Fuentes de medios locales han confirmado enfrentamientos en Bamako (donde según la embajada de Estados Unidos en el país, hay constancia de explosiones cerca del aeropuerto) . Y, en las ciudades de Kati, Gao y Mopti.
En Kati una localidad próxima a la capital, se encuentra la residencia del líder del país, el general Assimi Goita.De momento, tanto Estados Unidos como China han pedido a sus ciudadanos que extremen sus preocupaciones: la Embajada de Estados Unidos ha ordenado a sus ciudadanos en el país africano que busquen refugio inmediatamente tras constatar explosiones en el aeropuerto de la capital del país.
La Embajada de China “recuerda a los ciudadanos chinos que se abstengan temporalmente de viajar a Mali» Y, a quienes estén allí, que extremen precauciones, sean conscientes de la situación de seguridad y que no salgan “a menos que sea necesario”.

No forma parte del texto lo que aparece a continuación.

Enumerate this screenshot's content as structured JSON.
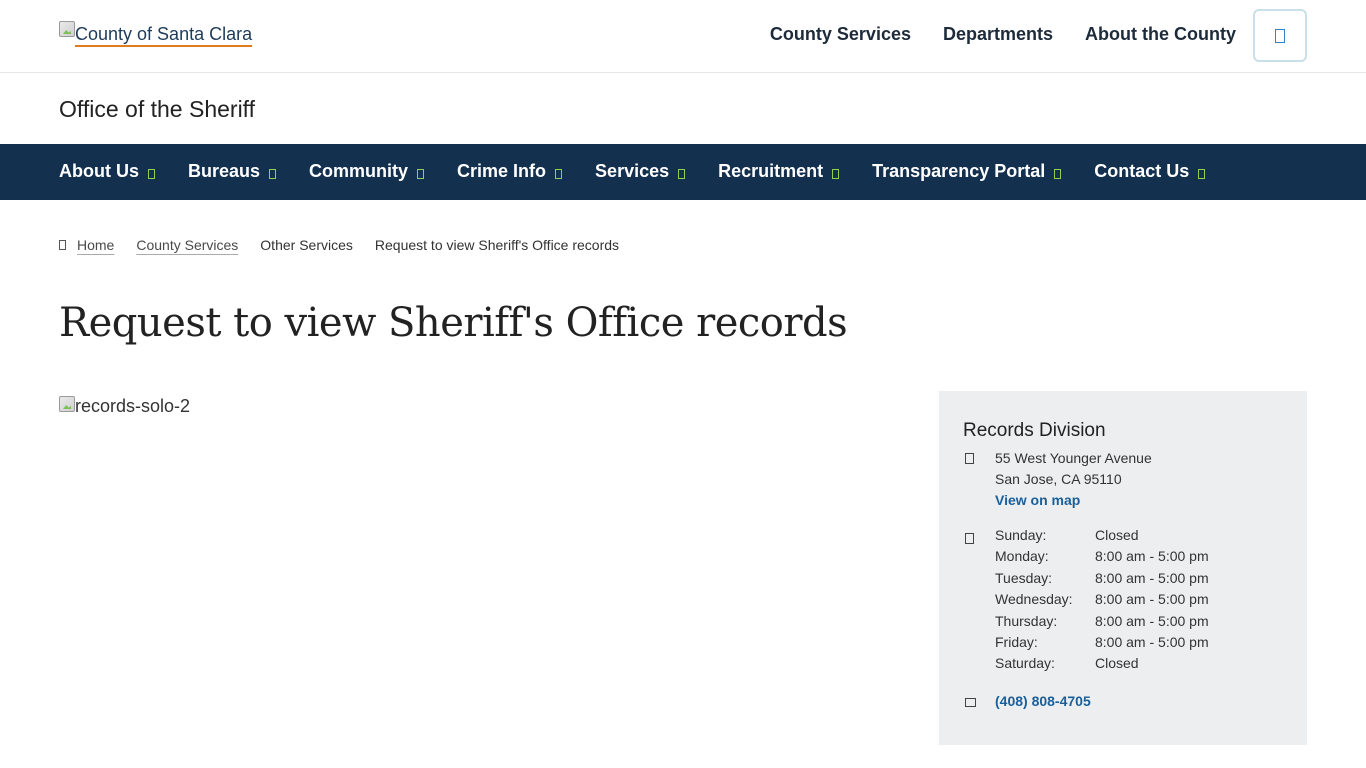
{
  "header": {
    "logo_alt": "County of Santa Clara",
    "nav": [
      "County Services",
      "Departments",
      "About the County"
    ],
    "search_icon": "search-icon"
  },
  "office_title": "Office of the Sheriff",
  "main_nav": [
    {
      "label": "About Us"
    },
    {
      "label": "Bureaus"
    },
    {
      "label": "Community"
    },
    {
      "label": "Crime Info"
    },
    {
      "label": "Services"
    },
    {
      "label": "Recruitment"
    },
    {
      "label": "Transparency Portal"
    },
    {
      "label": "Contact Us"
    }
  ],
  "breadcrumb": {
    "home": "Home",
    "items": [
      "County Services",
      "Other Services",
      "Request to view Sheriff's Office records"
    ]
  },
  "page_title": "Request to view Sheriff's Office records",
  "image_alt": "records-solo-2",
  "sidebar": {
    "title": "Records Division",
    "address_line1": "55 West Younger Avenue",
    "address_line2": "San Jose, CA 95110",
    "map_link": "View on map",
    "hours": [
      {
        "day": "Sunday:",
        "time": "Closed"
      },
      {
        "day": "Monday:",
        "time": "8:00 am - 5:00 pm"
      },
      {
        "day": "Tuesday:",
        "time": "8:00 am - 5:00 pm"
      },
      {
        "day": "Wednesday:",
        "time": "8:00 am - 5:00 pm"
      },
      {
        "day": "Thursday:",
        "time": "8:00 am - 5:00 pm"
      },
      {
        "day": "Friday:",
        "time": "8:00 am - 5:00 pm"
      },
      {
        "day": "Saturday:",
        "time": "Closed"
      }
    ],
    "phone": "(408) 808-4705"
  },
  "colors": {
    "nav_bg": "#14304f",
    "link": "#1a5f9a",
    "caret": "#8fd14f",
    "card_bg": "#eceef0",
    "logo_underline": "#e07c1f"
  }
}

Pekín tiene importantes intereses económicos en Malí, un actor clave en el sector del litio. Proyectos respaldados por China, como la mina Goulamina, subrayan su creciente importancia estratégica en la industria.
En marzo de este año se comenzó a observar los movimientos en conjunto por primera vez de los separatistas del Frente de Liberación para el Azawad (Tuareg) y los grupos yihadistas para protagonizar ofensivas contra los militares malienses y sus principales aliados internacionales: grupo Wagner, ahora África Corps, que han efectuado tareas de inteligencia militar en consonancia con la Junta Militar liderada por Goita.

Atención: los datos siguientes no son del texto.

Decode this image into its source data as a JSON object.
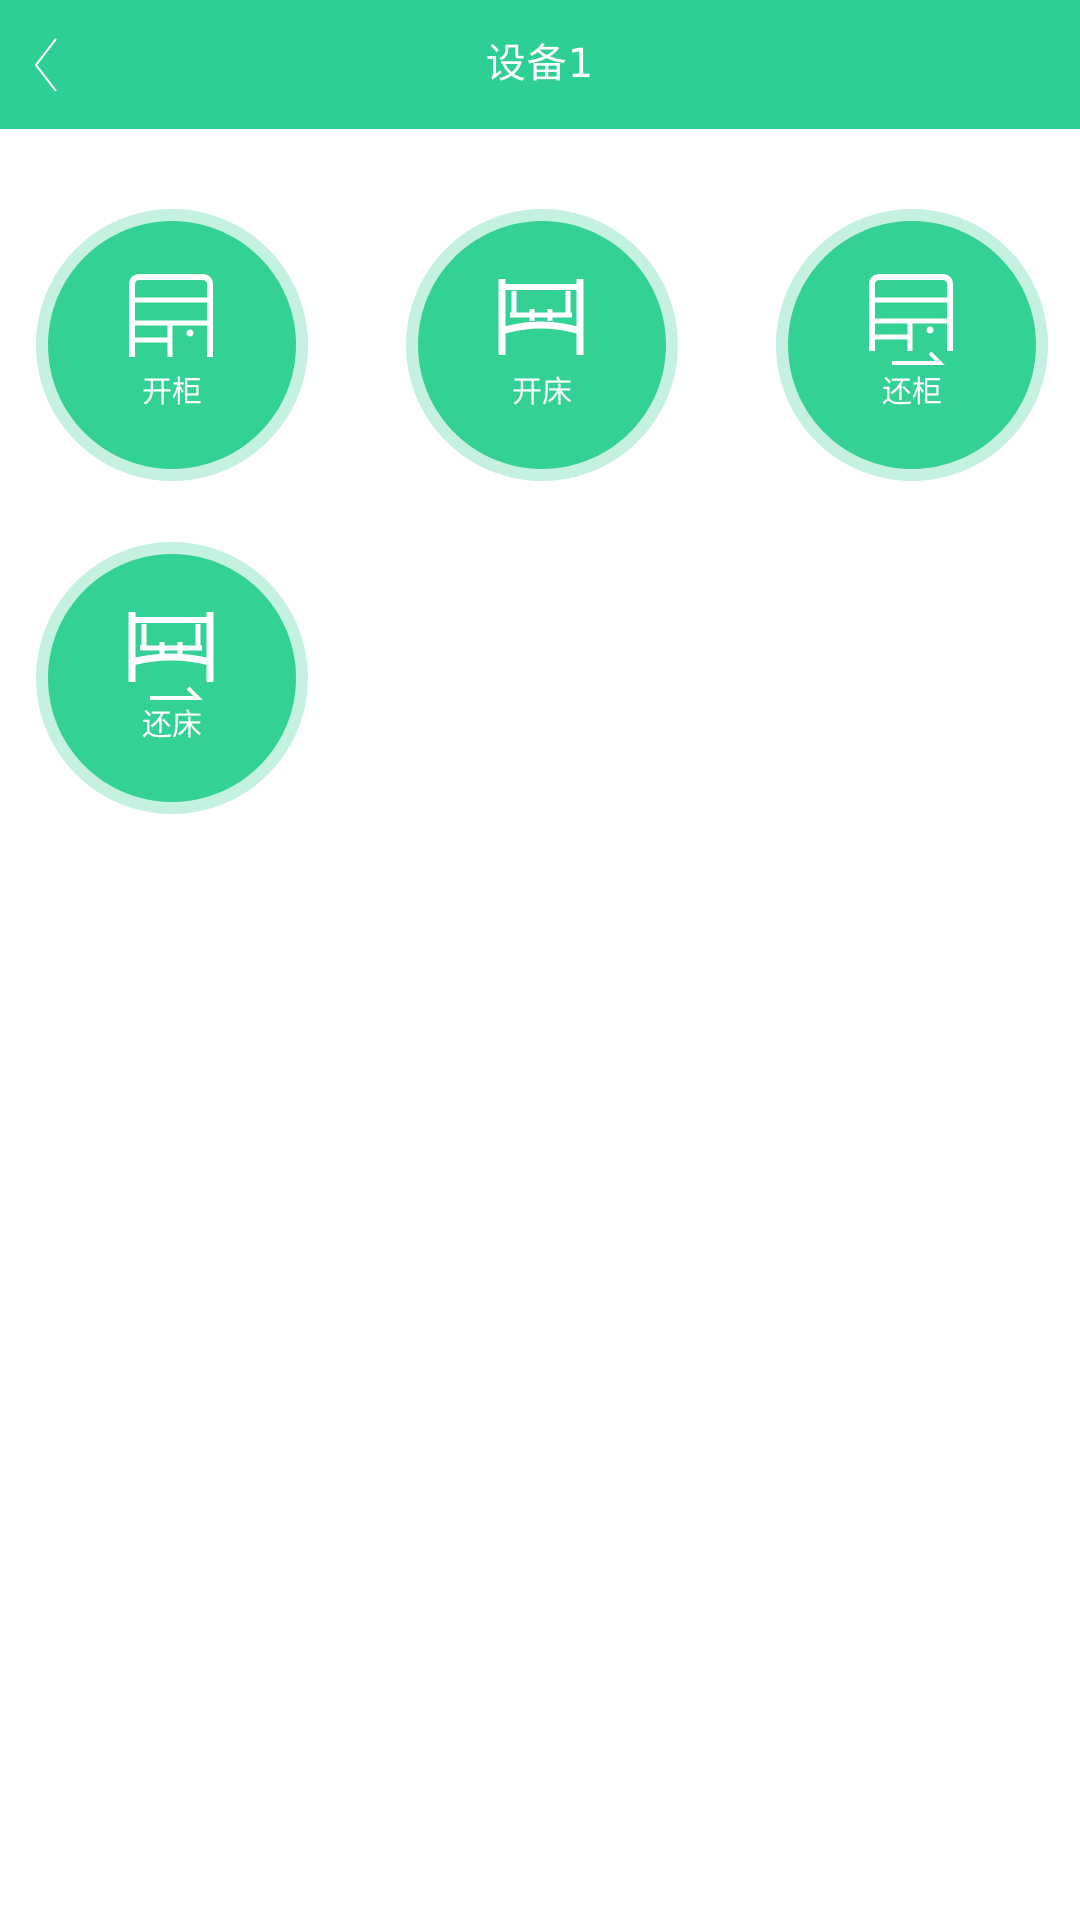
{
  "header": {
    "title": "设备1",
    "back_icon": "chevron-left-icon",
    "color": "#2ecf93"
  },
  "actions": [
    {
      "label": "开柜",
      "icon": "cabinet-icon"
    },
    {
      "label": "开床",
      "icon": "bed-icon"
    },
    {
      "label": "还柜",
      "icon": "return-cabinet-icon"
    },
    {
      "label": "还床",
      "icon": "return-bed-icon"
    }
  ],
  "colors": {
    "circle": "#34d194",
    "ring": "#c4f1e0"
  }
}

Esta gran ofensiva tiene lugar luego de varios meses de operaciones del Frente de Liberación para el Azawad y los grupos yihadistas contra rutas de combustibles que en un momento dado estuvieron apuntó de asfixiar a la capital, Bamako.
La actual Junta Militar encabezada por Goita, llegó por la fuerza al poder en 2021, y desde entonces, ha entablado una alianza regional con otras dos juntas militares, la de Burkina Faso y la de Níger, todas ellas con denominador común de su rechazo a la antigua potencia colonial francesa y su proximidad a Rusia.
Sin embargo, la región africana del Sahel ha seguido expuesta a enormes desafíos de seguridad por los ataques constantes del Grupo de Apoyo al Islam y los Musulmanes, los separatistas Tuareg o células itinerarias del Estado Islámico.
La Junta Militar era maliense se había comprometido a devolver el poder a los civiles a más tardar en marzo de 2024, pero no se ha cumplido.En julio de 2025, el régimen militar otorgó a Goita un mandato presidencial de cinco años, renovable tanta veces sea necesario.
Los problemas de seguridad persisten a pesar del apoyo de fuerzas vinculadas a Rusia que reemplazaron a las tropas francesas, lo que pone de manifiesto la fragilidad del panorama mundial, donde potencias como Estados Unidos, China y Rusia disputan por esta influencia.